Richard M. Alderson III alderson at netcom.com
Tue Mar 28 02:26:54 UTC 2000


On Thu, 16 Mar 2000, Patrick C. Ryan (proto-language at email.msn.com) wrote:

> Well, let us be a bit more precise. Old Indian [a]+[y] does *not* become /e/
> rather it becomes /e:/; O. I. [a] + [w] does *not* become /o/ rather it
> becomes /o:/. Careful notation distinguishes between long and short vowels
> although, in theory, I suppose there is no problem writing [o] so long as
> everyone knows that this indicates a long vowel /o:/.

Let's be careful with notations here:  [] indicate *phonetic* claims, while //
indicate *phonemic* claims.  It is  /ay/ that becomes /e:/, not [ay] or [ai];
mutatis mutandis, the same holds for the relationship between /aw/ and /o:/.
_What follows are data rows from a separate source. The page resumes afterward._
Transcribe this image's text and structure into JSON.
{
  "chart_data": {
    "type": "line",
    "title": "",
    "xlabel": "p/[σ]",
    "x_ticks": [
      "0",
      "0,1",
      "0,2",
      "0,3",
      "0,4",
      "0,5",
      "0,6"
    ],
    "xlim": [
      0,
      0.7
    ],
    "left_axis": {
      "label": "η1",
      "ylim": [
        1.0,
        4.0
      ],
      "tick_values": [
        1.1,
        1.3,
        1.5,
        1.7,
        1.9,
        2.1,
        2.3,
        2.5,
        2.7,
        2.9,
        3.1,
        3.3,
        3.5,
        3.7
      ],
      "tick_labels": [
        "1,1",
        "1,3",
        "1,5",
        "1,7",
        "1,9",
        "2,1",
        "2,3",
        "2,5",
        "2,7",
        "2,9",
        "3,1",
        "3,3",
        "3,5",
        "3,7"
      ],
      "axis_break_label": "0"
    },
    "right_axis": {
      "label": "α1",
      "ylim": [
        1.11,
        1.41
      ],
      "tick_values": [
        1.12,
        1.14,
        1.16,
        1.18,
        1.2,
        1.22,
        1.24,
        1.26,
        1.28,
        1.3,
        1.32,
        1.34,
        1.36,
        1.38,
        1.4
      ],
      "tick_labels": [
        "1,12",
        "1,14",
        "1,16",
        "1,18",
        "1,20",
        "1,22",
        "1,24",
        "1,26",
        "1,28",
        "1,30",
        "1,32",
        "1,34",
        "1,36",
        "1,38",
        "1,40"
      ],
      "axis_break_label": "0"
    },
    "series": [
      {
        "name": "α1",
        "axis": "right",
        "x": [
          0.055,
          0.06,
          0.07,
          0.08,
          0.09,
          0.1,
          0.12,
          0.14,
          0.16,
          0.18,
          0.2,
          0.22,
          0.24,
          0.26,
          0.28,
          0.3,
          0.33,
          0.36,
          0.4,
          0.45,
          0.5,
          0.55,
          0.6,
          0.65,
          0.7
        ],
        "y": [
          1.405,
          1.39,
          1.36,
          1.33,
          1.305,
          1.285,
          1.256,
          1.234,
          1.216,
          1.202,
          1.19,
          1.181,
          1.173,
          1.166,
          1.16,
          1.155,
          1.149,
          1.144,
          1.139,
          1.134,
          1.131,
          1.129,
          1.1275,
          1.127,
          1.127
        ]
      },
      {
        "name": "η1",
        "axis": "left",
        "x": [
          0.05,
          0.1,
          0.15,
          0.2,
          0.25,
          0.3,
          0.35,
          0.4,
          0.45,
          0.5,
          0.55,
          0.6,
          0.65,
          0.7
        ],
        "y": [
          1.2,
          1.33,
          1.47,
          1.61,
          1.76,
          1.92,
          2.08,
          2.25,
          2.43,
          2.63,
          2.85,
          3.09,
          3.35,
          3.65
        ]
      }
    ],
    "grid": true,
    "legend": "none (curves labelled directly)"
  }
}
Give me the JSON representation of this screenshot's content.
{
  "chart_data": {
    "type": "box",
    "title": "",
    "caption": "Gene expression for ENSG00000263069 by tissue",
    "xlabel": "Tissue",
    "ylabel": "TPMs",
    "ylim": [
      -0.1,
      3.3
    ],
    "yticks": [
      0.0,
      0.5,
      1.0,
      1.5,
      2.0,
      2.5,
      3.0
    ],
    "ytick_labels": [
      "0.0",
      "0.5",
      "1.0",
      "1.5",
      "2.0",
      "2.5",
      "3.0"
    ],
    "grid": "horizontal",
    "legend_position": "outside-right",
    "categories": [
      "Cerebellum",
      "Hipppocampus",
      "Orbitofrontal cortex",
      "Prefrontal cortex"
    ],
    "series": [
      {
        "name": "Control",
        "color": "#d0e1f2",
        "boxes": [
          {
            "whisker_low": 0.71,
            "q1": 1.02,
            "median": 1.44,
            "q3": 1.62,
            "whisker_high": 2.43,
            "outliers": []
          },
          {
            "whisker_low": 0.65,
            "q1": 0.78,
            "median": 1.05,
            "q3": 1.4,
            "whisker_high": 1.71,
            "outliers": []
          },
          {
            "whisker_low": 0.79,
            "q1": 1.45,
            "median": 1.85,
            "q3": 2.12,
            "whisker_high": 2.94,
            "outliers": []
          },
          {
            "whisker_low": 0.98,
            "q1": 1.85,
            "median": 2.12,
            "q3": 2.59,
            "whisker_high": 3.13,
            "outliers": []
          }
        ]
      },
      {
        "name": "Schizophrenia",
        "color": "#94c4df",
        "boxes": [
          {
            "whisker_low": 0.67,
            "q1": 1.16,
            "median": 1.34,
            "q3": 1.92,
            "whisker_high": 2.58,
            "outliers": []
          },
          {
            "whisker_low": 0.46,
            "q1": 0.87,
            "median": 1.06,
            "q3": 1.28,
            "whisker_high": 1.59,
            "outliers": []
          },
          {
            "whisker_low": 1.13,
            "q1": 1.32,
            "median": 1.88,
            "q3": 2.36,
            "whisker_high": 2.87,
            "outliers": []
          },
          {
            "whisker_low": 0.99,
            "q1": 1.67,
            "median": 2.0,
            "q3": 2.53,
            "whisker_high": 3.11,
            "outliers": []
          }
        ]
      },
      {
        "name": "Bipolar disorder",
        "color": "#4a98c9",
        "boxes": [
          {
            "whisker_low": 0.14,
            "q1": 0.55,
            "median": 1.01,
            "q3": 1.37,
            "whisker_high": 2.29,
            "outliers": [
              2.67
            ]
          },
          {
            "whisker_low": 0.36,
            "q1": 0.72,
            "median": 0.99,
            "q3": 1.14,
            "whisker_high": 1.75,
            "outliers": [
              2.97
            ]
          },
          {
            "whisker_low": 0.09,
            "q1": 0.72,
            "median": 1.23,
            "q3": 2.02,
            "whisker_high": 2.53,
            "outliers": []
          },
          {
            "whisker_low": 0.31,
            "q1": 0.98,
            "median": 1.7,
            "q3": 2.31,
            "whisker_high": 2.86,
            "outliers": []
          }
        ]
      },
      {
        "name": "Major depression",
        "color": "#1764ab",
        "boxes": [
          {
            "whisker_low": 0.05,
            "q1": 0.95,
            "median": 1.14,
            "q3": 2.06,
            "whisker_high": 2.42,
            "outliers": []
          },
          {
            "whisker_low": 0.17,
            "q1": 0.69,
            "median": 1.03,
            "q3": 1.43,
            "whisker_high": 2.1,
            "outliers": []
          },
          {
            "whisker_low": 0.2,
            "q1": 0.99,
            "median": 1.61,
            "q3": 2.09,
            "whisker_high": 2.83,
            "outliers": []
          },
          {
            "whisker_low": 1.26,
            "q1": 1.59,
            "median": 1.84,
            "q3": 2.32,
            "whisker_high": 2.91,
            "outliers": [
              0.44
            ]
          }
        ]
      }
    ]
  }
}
> I believe that in the earliest Indian, /e:/ must have, at least transitorily,
> have been pronounced like English /ey/ (Trager-Smith), and /o:/ like English
> /ow/ (T-S); and the early Indian grammarians clearly treat these sounds as
> diphthongal.

Indic *a = /a/ is phonetically [@], by which I mean a mid-central unrounded
vowel, not a reduced vowel.  This is often written in (American) phonology
texts with the inverted lowercase <v> symbol (cf. Laduslaw & Pullum, _Phonetic
Symbol Guide_, 2nd edition).  The sound of the collocations [@i] and [@u] are
familiar to those who have heard Canadian speakers from southern Ontario or
US speakers from the Tidewater region of Virginia, and their transition to
[e:] and [o:] is a simple matter of coloring of [@] and lowering of [i]/[u] by
the processes well-described by Patricia Stampe in papers published in the Ohio
State Working Papers in Linguistics in the mid-1970s.  There is no need for
them *ever* to have been [ei] and [ou]--though that is not ruled out.

> I think it is obvious that /e/ is an allophone of /a/ in an environment
> preceding /j/ and /o/ is an allophone of /a/ in an environment preceding /w/;

Impossible, if you truly mean the notation you are using.  I think you mean
that [e] and [o] are allophones of /a/, but by the time we are speaking of
Indic, those relationships simply do not exist in the sense you intend.

> Regardless of its acceptance, I find it very strange. Pre- means 'before'; if
> a form occurred *before* PIE came into existence, then it is non-PIE. If it
> is non-PIE, why not call it something else --- like Nostratic?

Because that makes claims about relationships which are not recoverable via the
method in question, internal reconstruction.  And the usual collocation is
"pre-IE" rather than "pre-PIE", though the latter is not really a solecism.  If
the results obtained by means of internal reconstruction can be correlated with
the results of Nostratic-level comparative reconstruction, we then have the
Nostratic equivalent of Kuryl~owicz's affirmation of the Saussurean _coe'ffi-
cients sonantiques_ in Indo-European, and Indo-Europeanists would have to then
reconsider very strongly their opposition to some version of Nostratic.